Another witness will be Joan Claybrook, of the Naderite Public Citizen, which — among other things — campaigns against “astroturf” lobbying, though it refuses to disclose how many millions from plaintiffs’ attorneys fund its operations.
With the deck this stacked, the New York Times chooses to focus entirely on “whether the deep financial and personal connections between lawmakers and the carmaker could taint the inquiries.” This ignores not only the ties between the Democrats and their trial attorney donors, but also the new conflict of interest arising from their takeover of General Motors. The issue was obvious to many, including Canada’s Financial Post:
The White House has denied any such motivation on the part of the United States. But that denial lacks credibility. While it may be technically true that President Obama’s team didn’t explicitly reach a decision to target Toyota, nobody in this crowd needs a presidential order to turn the Japanese auto giant’s Sudden Unintended Acceleration (SUA) problem into a national industrial advantage for the United States. The owners of union-dominated Government Motors can spot a strategic economic opportunity without waiting for the memo from head office.

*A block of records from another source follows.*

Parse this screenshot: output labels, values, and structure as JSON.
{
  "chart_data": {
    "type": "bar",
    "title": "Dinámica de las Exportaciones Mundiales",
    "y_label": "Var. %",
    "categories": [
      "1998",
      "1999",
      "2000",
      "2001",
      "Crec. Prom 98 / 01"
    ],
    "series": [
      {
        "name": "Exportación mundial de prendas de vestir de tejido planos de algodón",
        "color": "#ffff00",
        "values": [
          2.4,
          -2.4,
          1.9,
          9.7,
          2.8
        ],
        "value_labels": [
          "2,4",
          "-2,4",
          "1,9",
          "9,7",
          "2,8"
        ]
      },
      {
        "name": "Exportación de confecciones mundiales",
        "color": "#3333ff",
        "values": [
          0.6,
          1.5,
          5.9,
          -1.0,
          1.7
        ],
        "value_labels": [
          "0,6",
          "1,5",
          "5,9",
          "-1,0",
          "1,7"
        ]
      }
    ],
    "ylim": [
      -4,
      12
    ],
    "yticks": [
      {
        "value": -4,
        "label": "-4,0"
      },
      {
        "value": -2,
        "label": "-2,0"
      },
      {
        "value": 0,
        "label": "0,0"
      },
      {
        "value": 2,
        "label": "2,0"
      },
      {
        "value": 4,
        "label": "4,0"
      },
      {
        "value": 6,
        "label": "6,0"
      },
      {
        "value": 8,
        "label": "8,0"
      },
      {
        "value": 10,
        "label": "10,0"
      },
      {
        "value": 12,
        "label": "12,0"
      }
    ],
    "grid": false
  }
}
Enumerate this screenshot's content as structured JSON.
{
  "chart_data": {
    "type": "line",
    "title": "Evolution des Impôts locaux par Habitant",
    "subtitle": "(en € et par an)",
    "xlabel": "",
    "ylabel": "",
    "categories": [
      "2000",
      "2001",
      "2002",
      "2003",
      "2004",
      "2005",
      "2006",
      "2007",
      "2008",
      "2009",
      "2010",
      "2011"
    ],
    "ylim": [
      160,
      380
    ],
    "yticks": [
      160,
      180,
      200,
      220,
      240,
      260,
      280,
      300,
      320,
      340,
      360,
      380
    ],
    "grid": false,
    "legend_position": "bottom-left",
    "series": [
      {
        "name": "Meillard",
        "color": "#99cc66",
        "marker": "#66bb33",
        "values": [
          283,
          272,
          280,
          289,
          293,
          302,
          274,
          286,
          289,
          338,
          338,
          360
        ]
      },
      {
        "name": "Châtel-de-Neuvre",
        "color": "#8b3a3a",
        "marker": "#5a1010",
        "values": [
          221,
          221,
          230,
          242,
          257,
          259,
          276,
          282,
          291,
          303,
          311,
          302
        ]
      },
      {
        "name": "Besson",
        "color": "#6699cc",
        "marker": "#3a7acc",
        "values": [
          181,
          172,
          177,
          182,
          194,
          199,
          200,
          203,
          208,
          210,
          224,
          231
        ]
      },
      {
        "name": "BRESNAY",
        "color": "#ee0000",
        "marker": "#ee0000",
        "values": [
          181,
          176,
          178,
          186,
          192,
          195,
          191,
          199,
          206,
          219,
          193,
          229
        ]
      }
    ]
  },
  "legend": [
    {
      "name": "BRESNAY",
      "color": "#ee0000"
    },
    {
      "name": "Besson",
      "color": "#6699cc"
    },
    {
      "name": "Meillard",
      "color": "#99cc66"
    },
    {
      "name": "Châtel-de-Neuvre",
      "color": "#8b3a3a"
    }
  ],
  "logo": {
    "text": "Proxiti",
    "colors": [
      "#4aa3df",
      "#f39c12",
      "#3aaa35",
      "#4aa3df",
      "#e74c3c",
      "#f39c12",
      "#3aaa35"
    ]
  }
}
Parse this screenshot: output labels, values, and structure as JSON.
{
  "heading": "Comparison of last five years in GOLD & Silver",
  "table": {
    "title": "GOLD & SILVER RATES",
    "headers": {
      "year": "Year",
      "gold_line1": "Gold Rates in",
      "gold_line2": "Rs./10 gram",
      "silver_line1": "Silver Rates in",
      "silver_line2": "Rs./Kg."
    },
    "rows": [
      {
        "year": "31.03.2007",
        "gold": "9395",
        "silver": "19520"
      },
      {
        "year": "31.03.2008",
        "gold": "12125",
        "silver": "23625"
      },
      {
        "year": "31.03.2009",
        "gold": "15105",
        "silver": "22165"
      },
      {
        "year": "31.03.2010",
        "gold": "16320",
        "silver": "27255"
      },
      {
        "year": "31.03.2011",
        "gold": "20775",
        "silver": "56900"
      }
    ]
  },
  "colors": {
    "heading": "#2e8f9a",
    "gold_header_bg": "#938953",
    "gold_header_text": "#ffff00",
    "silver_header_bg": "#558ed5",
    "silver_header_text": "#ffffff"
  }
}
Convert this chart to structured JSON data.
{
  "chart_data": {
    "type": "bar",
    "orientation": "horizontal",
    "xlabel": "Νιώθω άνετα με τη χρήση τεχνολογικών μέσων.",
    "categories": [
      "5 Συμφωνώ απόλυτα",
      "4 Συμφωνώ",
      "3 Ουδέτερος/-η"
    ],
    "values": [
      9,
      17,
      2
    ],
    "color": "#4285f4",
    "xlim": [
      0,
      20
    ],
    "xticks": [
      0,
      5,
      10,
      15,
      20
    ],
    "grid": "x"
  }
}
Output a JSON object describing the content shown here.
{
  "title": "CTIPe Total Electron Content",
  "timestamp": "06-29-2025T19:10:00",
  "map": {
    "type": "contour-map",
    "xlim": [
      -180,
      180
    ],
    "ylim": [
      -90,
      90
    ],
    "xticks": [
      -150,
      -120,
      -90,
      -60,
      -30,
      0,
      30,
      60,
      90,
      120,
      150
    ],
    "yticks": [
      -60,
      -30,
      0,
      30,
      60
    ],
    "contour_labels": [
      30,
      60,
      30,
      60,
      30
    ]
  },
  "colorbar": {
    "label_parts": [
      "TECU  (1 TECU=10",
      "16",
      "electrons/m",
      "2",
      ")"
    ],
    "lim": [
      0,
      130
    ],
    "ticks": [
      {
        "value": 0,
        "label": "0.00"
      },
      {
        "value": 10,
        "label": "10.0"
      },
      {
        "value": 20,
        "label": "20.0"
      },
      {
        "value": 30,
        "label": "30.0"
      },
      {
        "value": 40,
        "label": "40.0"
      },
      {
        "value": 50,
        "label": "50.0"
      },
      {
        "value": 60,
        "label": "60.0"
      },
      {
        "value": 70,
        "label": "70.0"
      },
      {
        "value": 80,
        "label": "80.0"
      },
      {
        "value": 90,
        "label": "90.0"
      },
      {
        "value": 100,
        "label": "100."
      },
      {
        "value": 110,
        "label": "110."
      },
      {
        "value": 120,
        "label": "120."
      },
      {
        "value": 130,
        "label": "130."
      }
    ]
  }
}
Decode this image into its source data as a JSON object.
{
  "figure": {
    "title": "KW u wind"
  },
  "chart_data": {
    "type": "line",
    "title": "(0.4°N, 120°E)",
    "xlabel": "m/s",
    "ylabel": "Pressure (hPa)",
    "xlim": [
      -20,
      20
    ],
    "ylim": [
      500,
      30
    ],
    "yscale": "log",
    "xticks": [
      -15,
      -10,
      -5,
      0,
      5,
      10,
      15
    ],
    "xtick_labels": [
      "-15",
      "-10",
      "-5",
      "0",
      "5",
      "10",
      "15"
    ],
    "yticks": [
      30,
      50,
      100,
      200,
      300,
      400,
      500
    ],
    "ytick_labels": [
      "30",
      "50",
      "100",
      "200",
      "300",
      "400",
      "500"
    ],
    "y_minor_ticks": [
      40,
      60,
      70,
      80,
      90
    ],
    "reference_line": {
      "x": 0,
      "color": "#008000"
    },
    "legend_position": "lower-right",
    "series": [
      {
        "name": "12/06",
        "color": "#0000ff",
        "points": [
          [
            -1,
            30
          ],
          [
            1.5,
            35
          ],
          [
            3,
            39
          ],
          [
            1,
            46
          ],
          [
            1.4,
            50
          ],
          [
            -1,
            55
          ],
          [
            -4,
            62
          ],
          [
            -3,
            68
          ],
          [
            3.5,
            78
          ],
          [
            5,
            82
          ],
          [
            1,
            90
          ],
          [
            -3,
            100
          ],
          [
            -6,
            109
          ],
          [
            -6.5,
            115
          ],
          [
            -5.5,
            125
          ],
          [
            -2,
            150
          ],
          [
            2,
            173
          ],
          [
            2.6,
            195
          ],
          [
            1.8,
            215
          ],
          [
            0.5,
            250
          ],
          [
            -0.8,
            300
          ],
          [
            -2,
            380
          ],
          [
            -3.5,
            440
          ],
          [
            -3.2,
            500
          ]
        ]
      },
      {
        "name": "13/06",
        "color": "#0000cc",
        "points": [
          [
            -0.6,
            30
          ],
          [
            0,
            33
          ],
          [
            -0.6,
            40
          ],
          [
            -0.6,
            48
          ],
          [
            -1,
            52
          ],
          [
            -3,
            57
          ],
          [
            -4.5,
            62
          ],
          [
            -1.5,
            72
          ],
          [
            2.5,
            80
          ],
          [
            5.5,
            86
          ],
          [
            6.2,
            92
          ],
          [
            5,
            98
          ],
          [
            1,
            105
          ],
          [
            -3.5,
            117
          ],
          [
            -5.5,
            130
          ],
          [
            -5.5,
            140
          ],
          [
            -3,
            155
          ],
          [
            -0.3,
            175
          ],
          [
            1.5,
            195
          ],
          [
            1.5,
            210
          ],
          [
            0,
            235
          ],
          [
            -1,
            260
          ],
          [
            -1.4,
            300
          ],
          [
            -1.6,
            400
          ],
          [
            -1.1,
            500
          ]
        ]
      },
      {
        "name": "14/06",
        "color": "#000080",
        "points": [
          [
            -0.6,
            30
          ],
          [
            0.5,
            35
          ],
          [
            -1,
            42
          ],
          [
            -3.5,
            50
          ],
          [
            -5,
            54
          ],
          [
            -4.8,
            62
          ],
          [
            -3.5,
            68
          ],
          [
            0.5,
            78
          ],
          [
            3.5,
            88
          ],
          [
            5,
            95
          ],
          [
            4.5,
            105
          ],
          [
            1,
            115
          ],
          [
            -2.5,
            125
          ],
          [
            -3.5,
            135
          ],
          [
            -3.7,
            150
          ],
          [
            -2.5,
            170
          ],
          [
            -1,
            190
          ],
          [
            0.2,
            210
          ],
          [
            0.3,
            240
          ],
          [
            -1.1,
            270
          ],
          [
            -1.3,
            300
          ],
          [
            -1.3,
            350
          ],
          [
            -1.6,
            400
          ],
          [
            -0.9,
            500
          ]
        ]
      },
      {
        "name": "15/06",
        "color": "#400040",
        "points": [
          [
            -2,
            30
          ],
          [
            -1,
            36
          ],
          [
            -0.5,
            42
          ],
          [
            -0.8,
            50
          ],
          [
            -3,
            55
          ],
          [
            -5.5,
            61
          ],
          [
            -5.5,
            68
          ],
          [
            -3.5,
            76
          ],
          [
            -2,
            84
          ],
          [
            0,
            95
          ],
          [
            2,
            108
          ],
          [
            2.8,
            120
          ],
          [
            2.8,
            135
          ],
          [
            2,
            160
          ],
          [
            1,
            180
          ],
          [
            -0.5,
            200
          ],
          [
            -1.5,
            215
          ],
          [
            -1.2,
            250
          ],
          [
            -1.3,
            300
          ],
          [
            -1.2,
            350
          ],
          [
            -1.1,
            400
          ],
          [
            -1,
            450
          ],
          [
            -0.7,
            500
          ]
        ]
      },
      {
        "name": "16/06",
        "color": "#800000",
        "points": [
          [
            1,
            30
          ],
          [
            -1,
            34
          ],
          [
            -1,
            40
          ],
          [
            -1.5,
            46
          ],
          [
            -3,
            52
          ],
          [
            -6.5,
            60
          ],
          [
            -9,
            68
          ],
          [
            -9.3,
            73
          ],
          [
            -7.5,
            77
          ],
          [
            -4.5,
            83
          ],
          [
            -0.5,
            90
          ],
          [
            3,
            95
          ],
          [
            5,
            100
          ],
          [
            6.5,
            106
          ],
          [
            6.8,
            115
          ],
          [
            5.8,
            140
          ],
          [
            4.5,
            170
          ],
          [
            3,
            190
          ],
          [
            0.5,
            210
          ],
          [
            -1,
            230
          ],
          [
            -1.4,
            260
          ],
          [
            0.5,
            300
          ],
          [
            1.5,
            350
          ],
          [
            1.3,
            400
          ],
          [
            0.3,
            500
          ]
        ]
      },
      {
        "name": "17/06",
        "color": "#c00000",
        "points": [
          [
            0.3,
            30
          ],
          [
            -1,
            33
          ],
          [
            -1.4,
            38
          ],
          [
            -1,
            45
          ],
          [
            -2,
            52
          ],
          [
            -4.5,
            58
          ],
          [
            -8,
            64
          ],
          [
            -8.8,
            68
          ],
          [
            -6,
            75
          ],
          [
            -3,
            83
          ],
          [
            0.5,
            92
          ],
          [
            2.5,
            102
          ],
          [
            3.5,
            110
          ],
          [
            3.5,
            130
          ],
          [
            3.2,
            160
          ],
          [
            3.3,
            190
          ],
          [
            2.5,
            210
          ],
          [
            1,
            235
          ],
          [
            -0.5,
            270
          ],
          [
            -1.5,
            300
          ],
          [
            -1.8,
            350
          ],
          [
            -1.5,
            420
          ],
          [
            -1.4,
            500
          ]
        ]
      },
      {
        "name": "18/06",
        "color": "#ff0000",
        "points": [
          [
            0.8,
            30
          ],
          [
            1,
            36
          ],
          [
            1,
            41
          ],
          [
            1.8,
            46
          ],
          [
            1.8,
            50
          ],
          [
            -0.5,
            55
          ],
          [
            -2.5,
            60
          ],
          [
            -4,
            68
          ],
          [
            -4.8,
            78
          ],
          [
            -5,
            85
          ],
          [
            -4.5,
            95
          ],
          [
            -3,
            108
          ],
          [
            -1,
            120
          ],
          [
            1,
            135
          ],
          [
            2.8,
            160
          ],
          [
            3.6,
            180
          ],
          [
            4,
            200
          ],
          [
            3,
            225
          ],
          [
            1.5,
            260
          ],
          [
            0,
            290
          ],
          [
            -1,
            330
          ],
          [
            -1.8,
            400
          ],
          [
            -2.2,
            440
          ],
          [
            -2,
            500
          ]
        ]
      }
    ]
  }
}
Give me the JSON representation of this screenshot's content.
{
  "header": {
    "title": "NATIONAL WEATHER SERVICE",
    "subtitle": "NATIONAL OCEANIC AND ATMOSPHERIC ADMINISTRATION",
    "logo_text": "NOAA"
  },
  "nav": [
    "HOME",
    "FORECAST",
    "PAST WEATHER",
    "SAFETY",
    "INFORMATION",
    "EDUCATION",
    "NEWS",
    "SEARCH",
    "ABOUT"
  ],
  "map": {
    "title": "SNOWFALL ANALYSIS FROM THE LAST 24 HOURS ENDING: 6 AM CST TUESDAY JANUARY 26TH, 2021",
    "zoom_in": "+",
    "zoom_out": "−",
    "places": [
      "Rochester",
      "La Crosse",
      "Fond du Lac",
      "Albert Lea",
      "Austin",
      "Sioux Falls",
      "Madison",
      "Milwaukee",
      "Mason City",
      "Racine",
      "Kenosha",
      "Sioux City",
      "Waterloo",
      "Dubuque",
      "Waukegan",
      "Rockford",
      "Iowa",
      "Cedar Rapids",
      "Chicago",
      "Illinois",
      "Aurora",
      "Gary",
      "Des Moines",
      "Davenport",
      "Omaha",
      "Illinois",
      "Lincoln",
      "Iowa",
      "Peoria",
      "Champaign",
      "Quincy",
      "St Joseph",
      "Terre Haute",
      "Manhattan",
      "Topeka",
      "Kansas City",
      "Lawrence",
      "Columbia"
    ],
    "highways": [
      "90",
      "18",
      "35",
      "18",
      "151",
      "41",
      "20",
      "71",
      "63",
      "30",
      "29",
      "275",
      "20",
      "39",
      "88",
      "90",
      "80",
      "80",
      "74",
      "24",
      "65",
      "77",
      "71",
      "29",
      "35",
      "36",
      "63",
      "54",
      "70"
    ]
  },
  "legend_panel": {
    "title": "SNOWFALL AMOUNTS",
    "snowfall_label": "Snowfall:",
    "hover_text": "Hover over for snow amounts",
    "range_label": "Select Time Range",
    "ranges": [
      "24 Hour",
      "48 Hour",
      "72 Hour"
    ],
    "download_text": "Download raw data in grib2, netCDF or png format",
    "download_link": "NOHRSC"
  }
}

California Congressman Henry Waxman swung into action, using recent anecdotal reports of sudden acceleration as a pretext for extended assaults on Toyota and its management. The UAW has joined the project as part of its campaign against Toyota’s closure of a unionized California plant.
By the way, that plant was a joint venture between Toyota and Government Motors, and is being closed because of the latter’s bankruptcy — but I digress.
The larger issue is the Obama administration’s crony capitalism, and the way it erodes trust in our government. The administration staffed up with the people who caused the financial crisis. It cut backroom deals to turn our health insurance into a public utility. And it bailed out Government Motors to aid its Big Labor muscle. Against this backdrop, when the feds start investigating the steering on Toyota Corollas and Matrixes, one wonders whether the same zeal will be given to the Chevrolet Cobalt, which has more than ten times as many NHTSA complaints.